Service d'hématologie-oncologie pédiatrique, Hôpital 20 Aout 1953, Casablanca, Maroc, Université Hassan II, faculté de médecine et de pharmacie, Casablanca, Maroc.
Ann Biol Clin (Paris). 2021 Dec 1;79(6):597-602. doi: 10.1684/abc.2021.1684.

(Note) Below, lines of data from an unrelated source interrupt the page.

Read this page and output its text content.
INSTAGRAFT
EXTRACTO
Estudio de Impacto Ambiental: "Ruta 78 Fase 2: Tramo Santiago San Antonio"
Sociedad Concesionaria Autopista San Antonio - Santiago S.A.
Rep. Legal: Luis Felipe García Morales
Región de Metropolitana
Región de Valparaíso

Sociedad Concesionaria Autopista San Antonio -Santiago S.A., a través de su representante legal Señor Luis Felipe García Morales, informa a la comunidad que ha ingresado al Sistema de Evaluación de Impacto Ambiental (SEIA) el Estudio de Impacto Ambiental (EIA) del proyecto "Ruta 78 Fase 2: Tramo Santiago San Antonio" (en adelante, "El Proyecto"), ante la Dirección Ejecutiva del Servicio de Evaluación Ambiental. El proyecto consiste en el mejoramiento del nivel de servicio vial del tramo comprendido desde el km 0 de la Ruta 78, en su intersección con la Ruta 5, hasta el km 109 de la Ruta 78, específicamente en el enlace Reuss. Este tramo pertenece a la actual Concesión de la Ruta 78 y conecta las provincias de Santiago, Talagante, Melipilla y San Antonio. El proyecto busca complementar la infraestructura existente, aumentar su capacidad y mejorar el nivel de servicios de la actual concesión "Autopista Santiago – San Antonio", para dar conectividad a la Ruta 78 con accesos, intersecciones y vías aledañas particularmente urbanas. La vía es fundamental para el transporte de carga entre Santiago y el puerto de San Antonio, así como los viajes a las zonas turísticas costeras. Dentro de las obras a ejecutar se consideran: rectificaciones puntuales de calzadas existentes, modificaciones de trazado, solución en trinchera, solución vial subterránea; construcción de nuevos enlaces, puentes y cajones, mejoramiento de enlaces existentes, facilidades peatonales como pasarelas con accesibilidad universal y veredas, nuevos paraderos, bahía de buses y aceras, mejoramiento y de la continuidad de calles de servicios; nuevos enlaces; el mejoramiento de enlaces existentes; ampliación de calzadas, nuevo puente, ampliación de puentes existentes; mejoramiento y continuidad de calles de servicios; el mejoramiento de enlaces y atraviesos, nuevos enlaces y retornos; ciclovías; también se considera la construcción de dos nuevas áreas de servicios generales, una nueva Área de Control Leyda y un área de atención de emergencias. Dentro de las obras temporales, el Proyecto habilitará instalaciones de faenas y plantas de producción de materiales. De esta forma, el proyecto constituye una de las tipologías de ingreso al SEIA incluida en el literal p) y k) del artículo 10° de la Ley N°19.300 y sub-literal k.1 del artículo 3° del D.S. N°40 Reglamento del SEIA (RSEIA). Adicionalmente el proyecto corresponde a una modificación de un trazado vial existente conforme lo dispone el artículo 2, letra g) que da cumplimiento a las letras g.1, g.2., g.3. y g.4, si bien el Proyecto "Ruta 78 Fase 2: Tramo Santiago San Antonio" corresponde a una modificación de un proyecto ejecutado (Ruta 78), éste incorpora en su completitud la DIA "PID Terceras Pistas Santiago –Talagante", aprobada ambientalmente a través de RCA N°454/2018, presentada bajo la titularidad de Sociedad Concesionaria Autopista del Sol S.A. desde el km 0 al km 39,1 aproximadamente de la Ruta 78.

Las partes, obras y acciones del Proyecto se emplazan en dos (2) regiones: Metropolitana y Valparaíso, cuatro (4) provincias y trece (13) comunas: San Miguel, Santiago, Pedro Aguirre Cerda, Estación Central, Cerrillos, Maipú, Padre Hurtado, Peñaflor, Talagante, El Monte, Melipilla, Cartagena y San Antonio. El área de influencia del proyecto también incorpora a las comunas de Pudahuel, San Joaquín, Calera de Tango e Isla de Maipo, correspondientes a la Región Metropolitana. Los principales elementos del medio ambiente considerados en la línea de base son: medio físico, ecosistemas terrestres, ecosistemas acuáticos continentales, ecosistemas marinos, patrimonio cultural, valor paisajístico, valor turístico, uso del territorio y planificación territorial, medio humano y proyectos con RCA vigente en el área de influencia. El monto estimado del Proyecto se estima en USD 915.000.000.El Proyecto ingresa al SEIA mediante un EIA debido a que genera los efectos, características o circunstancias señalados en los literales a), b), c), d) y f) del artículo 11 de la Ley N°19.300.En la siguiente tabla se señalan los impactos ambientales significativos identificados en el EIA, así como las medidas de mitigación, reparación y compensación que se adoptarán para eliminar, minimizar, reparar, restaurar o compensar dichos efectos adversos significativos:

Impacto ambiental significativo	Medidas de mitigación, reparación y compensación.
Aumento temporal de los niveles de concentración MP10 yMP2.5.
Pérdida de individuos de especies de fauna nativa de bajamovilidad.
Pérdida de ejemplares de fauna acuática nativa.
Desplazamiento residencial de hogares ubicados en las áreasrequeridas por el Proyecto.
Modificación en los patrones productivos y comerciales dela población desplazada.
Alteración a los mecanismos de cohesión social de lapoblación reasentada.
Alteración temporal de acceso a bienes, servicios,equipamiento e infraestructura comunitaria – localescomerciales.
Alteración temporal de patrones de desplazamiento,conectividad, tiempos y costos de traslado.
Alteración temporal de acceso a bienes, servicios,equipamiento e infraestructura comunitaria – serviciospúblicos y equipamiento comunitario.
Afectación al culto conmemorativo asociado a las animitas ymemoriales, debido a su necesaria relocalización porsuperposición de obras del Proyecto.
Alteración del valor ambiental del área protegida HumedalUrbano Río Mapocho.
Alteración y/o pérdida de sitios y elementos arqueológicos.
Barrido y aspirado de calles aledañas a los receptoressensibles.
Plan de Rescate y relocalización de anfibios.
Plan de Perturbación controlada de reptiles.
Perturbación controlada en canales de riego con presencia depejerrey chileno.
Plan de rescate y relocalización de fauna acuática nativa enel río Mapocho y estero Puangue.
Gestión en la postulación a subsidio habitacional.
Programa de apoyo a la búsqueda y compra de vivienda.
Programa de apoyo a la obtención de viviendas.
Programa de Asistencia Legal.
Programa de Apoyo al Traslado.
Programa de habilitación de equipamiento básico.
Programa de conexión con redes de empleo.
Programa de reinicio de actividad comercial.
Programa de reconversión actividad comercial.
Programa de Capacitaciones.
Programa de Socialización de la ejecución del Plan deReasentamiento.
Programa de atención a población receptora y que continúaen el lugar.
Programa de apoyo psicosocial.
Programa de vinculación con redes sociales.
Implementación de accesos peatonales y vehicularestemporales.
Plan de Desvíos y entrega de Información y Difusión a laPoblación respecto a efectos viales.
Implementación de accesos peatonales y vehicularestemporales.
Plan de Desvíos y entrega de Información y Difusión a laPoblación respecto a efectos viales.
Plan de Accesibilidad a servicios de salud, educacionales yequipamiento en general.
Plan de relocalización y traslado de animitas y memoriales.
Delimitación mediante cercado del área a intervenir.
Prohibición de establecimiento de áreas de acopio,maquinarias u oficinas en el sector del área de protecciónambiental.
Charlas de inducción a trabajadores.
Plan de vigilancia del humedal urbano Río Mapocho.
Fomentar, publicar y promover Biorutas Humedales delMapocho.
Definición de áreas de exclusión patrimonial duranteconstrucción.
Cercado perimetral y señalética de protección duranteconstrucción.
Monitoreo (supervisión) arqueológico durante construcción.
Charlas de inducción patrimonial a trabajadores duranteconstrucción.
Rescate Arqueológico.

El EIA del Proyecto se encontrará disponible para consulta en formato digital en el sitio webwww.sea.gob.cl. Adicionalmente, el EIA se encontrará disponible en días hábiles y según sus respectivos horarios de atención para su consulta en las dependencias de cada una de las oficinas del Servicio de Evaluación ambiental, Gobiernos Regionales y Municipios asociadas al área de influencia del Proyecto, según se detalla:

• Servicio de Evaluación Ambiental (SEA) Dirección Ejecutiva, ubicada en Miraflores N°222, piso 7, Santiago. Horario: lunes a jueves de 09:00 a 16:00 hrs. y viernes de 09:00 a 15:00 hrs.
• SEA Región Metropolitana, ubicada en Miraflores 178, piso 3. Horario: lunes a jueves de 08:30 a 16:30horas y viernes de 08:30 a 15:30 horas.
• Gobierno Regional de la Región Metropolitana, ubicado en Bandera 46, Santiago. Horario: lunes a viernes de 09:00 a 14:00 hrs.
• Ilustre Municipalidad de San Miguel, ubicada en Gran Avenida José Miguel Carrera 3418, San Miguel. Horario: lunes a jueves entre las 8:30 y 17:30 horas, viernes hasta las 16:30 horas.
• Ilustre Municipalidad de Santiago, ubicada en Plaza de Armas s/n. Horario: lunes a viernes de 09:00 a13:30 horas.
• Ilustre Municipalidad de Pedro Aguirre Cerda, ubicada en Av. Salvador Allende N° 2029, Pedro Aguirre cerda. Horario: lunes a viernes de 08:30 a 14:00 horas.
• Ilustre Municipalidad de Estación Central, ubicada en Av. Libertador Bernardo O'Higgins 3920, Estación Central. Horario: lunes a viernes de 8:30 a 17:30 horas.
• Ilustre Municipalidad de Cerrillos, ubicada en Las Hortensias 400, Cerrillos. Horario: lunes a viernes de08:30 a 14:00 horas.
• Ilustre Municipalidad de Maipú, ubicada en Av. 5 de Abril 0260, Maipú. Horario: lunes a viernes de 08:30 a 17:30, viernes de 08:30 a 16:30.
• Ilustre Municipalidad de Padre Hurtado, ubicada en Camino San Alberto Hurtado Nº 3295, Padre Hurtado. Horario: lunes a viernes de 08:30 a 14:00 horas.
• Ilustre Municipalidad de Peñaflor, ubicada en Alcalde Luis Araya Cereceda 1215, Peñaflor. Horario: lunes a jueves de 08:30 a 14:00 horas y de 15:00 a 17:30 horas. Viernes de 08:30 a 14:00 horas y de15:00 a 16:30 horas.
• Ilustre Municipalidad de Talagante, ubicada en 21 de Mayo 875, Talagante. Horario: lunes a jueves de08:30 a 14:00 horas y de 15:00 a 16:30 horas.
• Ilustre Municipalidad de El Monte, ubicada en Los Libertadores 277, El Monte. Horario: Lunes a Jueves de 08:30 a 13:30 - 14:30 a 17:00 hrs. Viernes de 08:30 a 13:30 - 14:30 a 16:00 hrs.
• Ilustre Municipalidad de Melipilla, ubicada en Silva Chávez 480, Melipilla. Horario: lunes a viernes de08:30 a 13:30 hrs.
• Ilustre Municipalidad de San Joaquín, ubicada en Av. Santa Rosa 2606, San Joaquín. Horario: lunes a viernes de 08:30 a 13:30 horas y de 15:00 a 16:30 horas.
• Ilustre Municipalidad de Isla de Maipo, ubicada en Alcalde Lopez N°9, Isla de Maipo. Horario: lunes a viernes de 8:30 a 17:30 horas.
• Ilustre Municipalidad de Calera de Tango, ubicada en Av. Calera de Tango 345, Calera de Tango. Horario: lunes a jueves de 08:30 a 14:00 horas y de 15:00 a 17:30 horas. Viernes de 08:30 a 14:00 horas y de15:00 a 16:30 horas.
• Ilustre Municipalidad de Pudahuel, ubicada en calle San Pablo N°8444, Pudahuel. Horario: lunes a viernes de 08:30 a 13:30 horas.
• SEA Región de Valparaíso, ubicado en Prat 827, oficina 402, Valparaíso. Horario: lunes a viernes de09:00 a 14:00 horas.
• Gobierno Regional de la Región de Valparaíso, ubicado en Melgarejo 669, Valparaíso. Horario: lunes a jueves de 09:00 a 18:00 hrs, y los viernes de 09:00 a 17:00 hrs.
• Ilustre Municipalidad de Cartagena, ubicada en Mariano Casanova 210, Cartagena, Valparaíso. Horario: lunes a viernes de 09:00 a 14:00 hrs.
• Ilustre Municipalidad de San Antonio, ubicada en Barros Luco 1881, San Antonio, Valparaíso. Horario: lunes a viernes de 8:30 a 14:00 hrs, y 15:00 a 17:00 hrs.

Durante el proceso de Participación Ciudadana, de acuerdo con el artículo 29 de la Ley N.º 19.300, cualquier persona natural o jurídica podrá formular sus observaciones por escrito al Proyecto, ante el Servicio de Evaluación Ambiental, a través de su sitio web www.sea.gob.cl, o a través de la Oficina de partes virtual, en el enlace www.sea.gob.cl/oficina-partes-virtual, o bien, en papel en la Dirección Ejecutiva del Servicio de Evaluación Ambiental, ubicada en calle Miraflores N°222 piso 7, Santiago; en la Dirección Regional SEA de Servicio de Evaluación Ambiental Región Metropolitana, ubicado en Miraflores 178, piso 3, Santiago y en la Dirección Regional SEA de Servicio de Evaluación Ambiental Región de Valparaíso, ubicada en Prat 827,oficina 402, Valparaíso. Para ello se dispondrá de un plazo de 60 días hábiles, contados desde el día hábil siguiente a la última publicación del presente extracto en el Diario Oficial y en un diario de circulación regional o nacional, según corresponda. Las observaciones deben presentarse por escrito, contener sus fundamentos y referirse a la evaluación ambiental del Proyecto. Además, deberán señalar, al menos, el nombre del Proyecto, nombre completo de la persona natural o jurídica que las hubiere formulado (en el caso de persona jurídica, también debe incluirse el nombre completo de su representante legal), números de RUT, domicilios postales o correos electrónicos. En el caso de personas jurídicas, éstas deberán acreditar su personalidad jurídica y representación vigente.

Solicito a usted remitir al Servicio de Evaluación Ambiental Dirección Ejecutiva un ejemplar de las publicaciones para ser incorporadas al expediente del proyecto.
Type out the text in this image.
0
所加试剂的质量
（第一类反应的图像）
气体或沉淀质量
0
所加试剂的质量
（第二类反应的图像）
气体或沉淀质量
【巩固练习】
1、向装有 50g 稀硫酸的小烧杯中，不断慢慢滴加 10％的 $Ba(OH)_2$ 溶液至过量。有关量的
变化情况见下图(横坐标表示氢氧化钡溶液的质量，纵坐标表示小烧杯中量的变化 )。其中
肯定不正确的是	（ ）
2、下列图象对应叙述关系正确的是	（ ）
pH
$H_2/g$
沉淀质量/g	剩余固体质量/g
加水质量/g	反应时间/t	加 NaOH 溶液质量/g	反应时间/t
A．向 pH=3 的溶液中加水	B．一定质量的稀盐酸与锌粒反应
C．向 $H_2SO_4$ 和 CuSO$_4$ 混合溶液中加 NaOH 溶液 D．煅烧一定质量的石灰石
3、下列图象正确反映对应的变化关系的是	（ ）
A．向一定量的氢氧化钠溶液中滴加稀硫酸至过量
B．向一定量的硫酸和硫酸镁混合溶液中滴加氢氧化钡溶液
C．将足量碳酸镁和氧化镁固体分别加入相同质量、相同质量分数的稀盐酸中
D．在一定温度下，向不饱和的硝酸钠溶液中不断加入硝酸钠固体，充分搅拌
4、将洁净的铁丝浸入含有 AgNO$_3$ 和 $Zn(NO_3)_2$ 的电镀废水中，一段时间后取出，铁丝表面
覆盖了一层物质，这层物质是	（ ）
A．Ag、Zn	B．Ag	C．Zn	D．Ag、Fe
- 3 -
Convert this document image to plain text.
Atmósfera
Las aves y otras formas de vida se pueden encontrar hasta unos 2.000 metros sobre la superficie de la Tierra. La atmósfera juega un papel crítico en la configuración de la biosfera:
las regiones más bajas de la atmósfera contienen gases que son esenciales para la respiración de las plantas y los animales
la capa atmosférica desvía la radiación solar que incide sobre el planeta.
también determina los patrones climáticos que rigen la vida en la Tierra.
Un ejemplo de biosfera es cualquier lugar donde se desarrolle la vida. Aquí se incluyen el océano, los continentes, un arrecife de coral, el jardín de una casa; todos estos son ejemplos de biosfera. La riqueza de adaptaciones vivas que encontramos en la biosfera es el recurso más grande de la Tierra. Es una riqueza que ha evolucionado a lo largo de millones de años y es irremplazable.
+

Large granular lymphocyte leukemia (LGL) constitutes a heterogeneous entity with very different immunophenotypic, clonal and evolutionary characteristics. The most common LGL-T are CD3 +, CD8 +, CD16 +, CD57 +, CD56-. The majority of patients have a chronic disease, systemic signs are rare, and symptoms mainly result from neutropenia or associated autoimmune diseases. We report here a very special case of a 44-year-old woman patient diagnosed with aggressive LGL-T variant also expressing CD56.
大颗粒淋巴细胞白血病(LGL)是一种具有非常不同的免疫表型、克隆和进化特征的异质性疾病实体。最常见的LGL-T细胞是CD3 +、CD8 +、CD16 +、CD57 +、CD56-。大多数患者患有慢性病,全身症状罕见,症状主要由中性粒细胞减少或相关自身免疫性疾病引起。我们在此报告一例非常特殊的病例,一名44岁女性患者被诊断为侵袭性LGL-T变异型,同时也表达CD56。